BioNTech has begun human trials on a vaccine for malaria, a fresh test for the messenger RNA technology that powered the most successful immunisations against Covid-19.
The first patient was dosed on December 21, CEO Ugur Sahin said in an interview. The Phase 1 study will enrol 60 patients and use three different doses for a single vaccine candidate, the BioNTech CEO said. The Mainz, Germany-based company plans to evaluate different versions of the shot to see which one works best.
The malaria vaccine is one of many new shots BioNTech is testing on patients as the biotech company uses the proceeds from the Covid-19 vaccine it developed with Pfizer to push forward a broad pipeline of experimental drugs. Rival Moderna has also said it will pursue a vaccine against malaria.

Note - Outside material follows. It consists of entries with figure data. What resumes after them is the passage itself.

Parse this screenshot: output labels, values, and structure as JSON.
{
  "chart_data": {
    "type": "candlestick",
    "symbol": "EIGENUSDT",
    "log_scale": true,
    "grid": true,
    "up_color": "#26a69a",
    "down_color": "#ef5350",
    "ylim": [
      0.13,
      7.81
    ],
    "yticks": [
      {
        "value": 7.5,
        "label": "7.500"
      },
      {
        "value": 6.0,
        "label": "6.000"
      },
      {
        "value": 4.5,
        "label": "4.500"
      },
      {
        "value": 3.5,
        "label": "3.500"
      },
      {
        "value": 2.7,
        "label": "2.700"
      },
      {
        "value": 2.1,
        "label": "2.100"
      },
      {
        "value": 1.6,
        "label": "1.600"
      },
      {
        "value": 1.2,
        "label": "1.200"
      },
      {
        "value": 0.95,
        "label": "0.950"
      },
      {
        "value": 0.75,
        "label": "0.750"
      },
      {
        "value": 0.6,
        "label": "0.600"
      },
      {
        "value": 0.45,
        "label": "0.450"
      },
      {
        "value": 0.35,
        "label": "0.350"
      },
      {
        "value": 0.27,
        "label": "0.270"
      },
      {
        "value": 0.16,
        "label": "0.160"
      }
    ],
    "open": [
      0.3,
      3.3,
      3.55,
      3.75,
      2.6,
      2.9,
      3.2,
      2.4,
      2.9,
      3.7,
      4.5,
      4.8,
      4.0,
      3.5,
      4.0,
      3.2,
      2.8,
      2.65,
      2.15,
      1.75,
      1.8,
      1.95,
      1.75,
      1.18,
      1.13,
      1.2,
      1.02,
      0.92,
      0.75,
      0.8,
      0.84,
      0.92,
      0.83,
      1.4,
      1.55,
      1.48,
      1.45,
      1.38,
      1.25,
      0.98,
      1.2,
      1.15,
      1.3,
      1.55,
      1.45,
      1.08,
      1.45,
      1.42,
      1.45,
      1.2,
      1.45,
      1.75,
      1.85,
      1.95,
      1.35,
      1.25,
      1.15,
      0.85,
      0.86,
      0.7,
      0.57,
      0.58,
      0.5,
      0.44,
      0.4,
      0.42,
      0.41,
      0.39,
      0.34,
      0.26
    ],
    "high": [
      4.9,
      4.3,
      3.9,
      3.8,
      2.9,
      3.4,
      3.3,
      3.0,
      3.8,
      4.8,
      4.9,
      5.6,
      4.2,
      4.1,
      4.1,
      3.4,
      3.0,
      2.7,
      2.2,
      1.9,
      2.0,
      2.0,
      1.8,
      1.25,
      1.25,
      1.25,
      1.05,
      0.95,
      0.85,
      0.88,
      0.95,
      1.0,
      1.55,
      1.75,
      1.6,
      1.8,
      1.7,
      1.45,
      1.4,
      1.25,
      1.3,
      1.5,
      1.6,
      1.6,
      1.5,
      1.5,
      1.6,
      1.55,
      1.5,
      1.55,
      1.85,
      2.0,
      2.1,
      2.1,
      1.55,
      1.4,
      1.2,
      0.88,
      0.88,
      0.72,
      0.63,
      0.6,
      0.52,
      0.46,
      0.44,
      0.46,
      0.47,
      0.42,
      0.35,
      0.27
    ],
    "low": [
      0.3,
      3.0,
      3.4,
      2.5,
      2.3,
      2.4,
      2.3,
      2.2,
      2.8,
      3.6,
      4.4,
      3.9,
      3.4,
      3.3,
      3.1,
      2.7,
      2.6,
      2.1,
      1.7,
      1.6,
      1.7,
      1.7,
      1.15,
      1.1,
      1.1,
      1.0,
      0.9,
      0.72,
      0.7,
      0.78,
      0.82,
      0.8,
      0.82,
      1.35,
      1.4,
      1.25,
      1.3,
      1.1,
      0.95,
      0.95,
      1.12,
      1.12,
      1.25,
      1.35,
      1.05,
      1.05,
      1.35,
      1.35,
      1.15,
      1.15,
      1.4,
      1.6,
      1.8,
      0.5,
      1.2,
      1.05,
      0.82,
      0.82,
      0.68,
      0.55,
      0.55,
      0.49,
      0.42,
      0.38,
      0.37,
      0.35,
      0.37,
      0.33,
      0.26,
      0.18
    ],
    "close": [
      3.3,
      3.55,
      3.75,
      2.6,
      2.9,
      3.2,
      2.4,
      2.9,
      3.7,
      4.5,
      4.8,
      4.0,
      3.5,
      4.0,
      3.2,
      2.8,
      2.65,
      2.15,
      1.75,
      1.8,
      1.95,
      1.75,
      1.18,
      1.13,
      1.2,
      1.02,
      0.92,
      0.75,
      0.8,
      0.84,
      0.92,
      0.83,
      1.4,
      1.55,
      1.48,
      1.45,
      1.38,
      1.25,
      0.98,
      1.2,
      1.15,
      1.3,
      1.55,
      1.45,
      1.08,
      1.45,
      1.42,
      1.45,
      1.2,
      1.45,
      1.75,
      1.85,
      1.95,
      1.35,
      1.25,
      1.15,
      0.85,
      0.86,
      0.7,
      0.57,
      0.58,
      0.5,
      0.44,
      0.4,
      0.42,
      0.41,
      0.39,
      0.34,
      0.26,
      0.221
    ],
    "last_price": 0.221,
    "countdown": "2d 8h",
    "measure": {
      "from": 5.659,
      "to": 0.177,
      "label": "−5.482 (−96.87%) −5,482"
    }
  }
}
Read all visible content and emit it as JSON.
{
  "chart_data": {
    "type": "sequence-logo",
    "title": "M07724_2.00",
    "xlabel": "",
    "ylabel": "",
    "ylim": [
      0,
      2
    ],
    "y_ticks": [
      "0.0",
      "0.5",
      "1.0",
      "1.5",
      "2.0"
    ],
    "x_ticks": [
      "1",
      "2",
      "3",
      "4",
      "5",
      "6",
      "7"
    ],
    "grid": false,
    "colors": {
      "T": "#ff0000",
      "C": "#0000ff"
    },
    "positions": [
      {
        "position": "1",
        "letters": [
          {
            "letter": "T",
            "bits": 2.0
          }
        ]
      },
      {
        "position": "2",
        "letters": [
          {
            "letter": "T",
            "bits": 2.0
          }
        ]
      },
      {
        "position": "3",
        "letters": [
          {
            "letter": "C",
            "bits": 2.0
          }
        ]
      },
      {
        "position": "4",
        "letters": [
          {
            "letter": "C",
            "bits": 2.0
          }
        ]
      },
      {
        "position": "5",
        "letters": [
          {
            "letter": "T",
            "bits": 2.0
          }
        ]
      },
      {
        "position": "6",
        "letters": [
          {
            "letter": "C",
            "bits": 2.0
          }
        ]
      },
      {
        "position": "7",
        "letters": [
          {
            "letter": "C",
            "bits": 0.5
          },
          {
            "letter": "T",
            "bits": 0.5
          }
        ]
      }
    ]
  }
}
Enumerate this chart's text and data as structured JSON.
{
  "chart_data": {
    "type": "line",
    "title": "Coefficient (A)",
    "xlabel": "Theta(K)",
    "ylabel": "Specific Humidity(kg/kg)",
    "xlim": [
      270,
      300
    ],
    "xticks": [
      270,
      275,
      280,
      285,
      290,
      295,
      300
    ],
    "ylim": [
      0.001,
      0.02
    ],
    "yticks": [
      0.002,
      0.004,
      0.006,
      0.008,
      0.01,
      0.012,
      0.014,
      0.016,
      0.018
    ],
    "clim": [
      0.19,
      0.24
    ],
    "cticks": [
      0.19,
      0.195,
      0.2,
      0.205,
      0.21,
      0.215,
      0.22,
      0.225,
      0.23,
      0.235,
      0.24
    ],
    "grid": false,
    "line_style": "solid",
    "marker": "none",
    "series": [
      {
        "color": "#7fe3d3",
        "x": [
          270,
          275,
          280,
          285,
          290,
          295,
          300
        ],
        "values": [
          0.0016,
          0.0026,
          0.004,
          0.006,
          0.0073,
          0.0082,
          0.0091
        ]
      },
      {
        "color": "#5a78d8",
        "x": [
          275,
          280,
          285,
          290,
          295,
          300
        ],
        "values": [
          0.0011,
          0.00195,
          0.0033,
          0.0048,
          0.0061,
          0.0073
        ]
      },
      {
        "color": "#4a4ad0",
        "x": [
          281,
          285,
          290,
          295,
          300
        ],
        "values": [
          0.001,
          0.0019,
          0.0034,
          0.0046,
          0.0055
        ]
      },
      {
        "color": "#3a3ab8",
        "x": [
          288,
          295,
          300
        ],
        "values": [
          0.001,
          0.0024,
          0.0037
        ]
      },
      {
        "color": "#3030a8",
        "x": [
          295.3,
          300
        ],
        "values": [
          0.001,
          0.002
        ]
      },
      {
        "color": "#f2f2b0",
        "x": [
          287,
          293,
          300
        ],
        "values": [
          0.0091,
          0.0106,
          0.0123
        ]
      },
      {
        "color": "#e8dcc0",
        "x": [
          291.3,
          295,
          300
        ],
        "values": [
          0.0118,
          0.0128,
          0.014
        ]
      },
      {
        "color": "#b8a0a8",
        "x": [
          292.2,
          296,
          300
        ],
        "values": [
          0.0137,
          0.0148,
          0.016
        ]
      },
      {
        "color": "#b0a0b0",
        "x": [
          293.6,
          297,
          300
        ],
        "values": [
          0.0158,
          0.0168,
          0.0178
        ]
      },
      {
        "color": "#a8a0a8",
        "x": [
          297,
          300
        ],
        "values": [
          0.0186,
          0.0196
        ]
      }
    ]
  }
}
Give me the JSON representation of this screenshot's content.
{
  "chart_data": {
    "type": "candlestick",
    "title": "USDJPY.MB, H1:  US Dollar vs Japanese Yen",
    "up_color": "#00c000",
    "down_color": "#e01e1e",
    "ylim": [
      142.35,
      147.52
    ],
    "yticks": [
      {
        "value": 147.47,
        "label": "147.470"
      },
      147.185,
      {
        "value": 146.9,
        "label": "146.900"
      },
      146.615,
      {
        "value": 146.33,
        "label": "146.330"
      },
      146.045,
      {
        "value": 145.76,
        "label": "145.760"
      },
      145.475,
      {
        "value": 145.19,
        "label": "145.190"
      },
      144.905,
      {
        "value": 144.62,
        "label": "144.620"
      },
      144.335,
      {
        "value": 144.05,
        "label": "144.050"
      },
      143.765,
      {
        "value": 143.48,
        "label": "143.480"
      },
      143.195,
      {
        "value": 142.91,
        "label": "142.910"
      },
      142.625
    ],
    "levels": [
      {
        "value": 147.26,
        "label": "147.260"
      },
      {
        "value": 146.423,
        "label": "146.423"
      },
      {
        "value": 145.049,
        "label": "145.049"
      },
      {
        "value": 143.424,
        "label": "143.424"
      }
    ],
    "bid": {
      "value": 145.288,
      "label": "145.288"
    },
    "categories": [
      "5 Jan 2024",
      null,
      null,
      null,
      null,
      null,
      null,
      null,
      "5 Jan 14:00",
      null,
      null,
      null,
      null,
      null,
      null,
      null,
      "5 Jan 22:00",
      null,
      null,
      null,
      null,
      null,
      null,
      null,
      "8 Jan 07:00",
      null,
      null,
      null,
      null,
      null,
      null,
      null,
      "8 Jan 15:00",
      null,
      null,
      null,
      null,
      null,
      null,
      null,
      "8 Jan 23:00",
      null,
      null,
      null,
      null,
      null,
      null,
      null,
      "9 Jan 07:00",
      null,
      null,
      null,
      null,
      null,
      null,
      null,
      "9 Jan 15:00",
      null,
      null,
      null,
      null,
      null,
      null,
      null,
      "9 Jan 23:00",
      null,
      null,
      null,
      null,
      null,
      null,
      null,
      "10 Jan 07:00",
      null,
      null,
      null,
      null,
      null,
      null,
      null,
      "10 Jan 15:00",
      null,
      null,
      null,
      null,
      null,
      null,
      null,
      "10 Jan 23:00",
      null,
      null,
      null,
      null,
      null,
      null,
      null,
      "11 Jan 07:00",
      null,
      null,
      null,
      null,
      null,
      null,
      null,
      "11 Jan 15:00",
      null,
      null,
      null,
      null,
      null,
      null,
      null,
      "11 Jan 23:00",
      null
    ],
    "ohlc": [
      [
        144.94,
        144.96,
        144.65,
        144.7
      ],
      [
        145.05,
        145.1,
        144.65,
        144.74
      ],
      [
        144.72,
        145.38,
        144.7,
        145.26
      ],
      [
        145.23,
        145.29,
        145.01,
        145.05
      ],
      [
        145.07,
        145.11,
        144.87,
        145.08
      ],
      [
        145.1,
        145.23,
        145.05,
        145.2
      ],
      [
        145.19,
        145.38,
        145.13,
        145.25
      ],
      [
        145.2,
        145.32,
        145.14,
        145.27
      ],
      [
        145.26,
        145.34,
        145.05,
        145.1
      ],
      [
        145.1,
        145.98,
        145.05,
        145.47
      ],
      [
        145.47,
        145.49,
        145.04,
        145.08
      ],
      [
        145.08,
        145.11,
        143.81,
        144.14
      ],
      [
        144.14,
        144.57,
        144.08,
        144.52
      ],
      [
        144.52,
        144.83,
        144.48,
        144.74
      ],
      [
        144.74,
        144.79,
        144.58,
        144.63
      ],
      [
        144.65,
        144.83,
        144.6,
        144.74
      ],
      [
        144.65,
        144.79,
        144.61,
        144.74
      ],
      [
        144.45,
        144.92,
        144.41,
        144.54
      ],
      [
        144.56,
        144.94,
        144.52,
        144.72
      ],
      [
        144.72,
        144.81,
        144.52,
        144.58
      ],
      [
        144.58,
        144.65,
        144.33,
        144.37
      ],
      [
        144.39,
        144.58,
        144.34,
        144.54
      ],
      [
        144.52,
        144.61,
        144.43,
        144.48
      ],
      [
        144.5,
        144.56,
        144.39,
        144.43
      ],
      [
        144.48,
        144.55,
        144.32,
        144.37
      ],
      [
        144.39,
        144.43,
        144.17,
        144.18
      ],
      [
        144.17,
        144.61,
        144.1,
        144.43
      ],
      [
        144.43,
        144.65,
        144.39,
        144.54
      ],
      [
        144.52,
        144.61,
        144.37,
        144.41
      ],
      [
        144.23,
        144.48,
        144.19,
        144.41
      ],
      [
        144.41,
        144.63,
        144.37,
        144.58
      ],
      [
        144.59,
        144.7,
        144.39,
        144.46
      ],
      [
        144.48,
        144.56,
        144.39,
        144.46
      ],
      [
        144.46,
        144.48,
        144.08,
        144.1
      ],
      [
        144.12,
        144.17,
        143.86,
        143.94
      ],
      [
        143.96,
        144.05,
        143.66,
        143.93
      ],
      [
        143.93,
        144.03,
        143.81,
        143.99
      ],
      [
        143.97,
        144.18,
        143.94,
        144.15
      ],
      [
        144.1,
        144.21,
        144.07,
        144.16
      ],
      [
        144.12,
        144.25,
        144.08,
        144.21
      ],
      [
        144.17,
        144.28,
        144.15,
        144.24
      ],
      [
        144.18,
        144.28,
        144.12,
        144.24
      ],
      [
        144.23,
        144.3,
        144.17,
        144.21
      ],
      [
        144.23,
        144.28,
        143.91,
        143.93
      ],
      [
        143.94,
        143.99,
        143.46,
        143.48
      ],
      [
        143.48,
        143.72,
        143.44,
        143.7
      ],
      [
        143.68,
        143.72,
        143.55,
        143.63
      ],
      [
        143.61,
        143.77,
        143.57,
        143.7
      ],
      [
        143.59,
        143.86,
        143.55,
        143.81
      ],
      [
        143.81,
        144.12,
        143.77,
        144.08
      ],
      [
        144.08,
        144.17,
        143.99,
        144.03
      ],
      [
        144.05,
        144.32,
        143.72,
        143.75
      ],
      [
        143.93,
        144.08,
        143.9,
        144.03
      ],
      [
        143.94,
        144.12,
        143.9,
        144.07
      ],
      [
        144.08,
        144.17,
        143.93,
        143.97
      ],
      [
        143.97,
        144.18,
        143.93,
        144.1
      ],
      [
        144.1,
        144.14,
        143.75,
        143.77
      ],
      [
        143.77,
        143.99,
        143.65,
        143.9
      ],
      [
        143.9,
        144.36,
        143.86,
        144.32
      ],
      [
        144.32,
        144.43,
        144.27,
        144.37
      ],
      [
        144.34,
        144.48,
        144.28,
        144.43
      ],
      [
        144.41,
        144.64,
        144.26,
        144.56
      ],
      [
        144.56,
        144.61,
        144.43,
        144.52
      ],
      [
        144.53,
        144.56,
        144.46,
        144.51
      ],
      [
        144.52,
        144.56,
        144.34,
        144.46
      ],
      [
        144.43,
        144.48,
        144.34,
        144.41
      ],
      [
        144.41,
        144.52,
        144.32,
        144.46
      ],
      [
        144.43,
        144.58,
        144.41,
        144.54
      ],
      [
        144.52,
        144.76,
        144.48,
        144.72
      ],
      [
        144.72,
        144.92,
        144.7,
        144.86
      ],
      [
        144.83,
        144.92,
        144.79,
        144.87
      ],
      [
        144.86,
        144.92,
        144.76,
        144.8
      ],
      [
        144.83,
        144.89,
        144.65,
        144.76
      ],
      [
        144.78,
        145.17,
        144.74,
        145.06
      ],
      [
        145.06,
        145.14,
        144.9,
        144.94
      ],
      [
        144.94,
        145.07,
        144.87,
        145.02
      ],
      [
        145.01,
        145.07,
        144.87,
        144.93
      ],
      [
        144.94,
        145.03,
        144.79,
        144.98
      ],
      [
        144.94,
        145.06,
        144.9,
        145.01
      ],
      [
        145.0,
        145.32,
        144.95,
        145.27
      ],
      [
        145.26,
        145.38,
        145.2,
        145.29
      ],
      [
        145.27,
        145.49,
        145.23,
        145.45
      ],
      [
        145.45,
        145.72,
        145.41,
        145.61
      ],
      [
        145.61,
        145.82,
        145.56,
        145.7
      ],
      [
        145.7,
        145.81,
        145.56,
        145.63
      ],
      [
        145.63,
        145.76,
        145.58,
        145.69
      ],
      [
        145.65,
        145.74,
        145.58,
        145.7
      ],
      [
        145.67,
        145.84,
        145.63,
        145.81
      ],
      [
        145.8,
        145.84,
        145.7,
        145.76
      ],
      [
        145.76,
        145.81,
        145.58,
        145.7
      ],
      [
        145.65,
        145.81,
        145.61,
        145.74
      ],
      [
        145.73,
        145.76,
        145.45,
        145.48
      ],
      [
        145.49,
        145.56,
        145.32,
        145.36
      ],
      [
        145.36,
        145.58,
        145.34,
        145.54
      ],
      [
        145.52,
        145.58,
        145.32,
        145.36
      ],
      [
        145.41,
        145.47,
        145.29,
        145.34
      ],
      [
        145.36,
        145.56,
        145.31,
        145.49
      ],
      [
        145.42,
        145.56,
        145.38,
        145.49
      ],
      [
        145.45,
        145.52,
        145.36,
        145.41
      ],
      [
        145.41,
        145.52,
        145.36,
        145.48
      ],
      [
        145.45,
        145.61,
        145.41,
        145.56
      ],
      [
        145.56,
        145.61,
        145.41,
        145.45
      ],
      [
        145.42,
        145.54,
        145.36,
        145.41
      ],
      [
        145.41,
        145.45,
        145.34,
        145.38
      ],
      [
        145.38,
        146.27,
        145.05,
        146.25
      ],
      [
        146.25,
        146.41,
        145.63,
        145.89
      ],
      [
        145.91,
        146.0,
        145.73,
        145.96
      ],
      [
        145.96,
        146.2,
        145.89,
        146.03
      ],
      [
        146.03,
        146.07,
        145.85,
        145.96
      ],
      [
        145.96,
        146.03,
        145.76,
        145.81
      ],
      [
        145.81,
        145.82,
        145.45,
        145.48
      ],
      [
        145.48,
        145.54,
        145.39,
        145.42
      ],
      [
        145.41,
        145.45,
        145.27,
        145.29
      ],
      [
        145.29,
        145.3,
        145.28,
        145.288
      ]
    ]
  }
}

Malaria has long been a difficult target since the complexity of the parasites that cause it make it hard to create an effective vaccine. BioNTech’s shot will be designed to target several potential antigens to “identify the optimal candidate,” chief medical officer Ozlem Tureci said in a statement.
The first vaccine for the disease, developed by GSK, prevented only about 40% of malaria cases in a large study. A second shot, developed by researchers at the University of Oxford, is being tested now in a large, multi-country trial.
The disease killed about 619,000 people last year, mostly young children in Africa, according to the World Health Organization. BioNTech’s planned vaccine production site in Kigali, Rwanda will help produce the malaria shot, Sahin said.